味方が沈んだという事実を処理できず、立ち尽くしてしまう。
「当たらない……当たらない……! コレでも沈まないカ……イイ、イイなぁ、キミ!」
そんな俺とは裏腹に、レ級の声は高音混じりに歪んでいき、とめどなく大きくなっていく。その様はまるで、アクセルを思いっきり踏み込んだエンジンの様。
普通、自分の攻撃が当たらない場合、苛立ったりして狙いが荒くなるものだと思うが……逆に相手はテンションが上がっているようだ。
どうやらレ級は負けず嫌い――いや、トリガーでハッピーになる気質なのかも知れない。
仕掛けるタイミングは、ココしかない。あれほどの攻撃を行ったのだから、多少なりとも次の攻撃までに時間が空くだろう。
沈む事への恐怖を振り切るためか、それとも浮遊要塞を沈められた事の怒りか。どちらかは自分でも分からないまま、声を張り上げながらレ級に向かって突撃する。
先ほど行った攻撃の反動か、こちらを狙ってくるレ級の攻撃は狙いが甘い。幸いにも直撃をもらう事もなく、こちらの射程内まで間合いを詰める事ができた。狙うはストールで覆われた――首。
それを一薙ぎで。
「――死ねぇッ!」
右手に持った刀を、力任せに振り抜く――が、キンという金属質な音と共に刀が動かなくなる。

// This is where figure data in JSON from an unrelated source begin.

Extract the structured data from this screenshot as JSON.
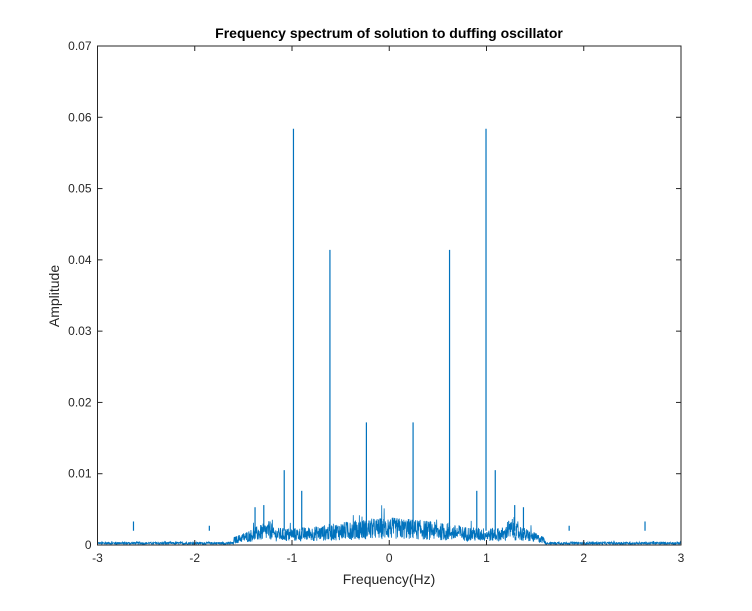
{
  "chart_data": {
    "type": "line",
    "title": "Frequency spectrum of solution to duffing oscillator",
    "xlabel": "Frequency(Hz)",
    "ylabel": "Amplitude",
    "xlim": [
      -3,
      3
    ],
    "ylim": [
      0,
      0.07
    ],
    "xticks": [
      -3,
      -2,
      -1,
      0,
      1,
      2,
      3
    ],
    "xtick_labels": [
      "-3",
      "-2",
      "-1",
      "0",
      "1",
      "2",
      "3"
    ],
    "yticks": [
      0,
      0.01,
      0.02,
      0.03,
      0.04,
      0.05,
      0.06,
      0.07
    ],
    "ytick_labels": [
      "0",
      "0.01",
      "0.02",
      "0.03",
      "0.04",
      "0.05",
      "0.06",
      "0.07"
    ],
    "grid": false,
    "line_color": "#0072BD",
    "noise_floor": {
      "description_level": 0.003,
      "band": [
        -1.5,
        1.5
      ]
    },
    "peaks": [
      {
        "x": -2.63,
        "y": 0.0033
      },
      {
        "x": -1.85,
        "y": 0.0027
      },
      {
        "x": -1.38,
        "y": 0.0053
      },
      {
        "x": -1.29,
        "y": 0.0056
      },
      {
        "x": -1.08,
        "y": 0.0105
      },
      {
        "x": -0.985,
        "y": 0.0584
      },
      {
        "x": -0.9,
        "y": 0.0076
      },
      {
        "x": -0.61,
        "y": 0.0414
      },
      {
        "x": -0.235,
        "y": 0.0172
      },
      {
        "x": 0.245,
        "y": 0.0172
      },
      {
        "x": 0.62,
        "y": 0.0414
      },
      {
        "x": 0.9,
        "y": 0.0076
      },
      {
        "x": 0.995,
        "y": 0.0584
      },
      {
        "x": 1.09,
        "y": 0.0105
      },
      {
        "x": 1.29,
        "y": 0.0056
      },
      {
        "x": 1.38,
        "y": 0.0053
      },
      {
        "x": 1.85,
        "y": 0.0027
      },
      {
        "x": 2.63,
        "y": 0.0033
      }
    ]
  }
}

なぜ動かないのか、振り抜こうとした刀に目を向けると、刃の部分をレ級が
その馬鹿げた光景に、一瞬、意識が奪われる。
「そ……んな」
「――捕まえタ」
キシッ、と。いたずらが成功した子供の様に、レ級の口が吊り上がる。
真剣白歯取り。
誘いこまれた。
現状を理解した瞬間。
跳ねられたと錯覚する衝撃が身体に走り、直後に景色が回転した。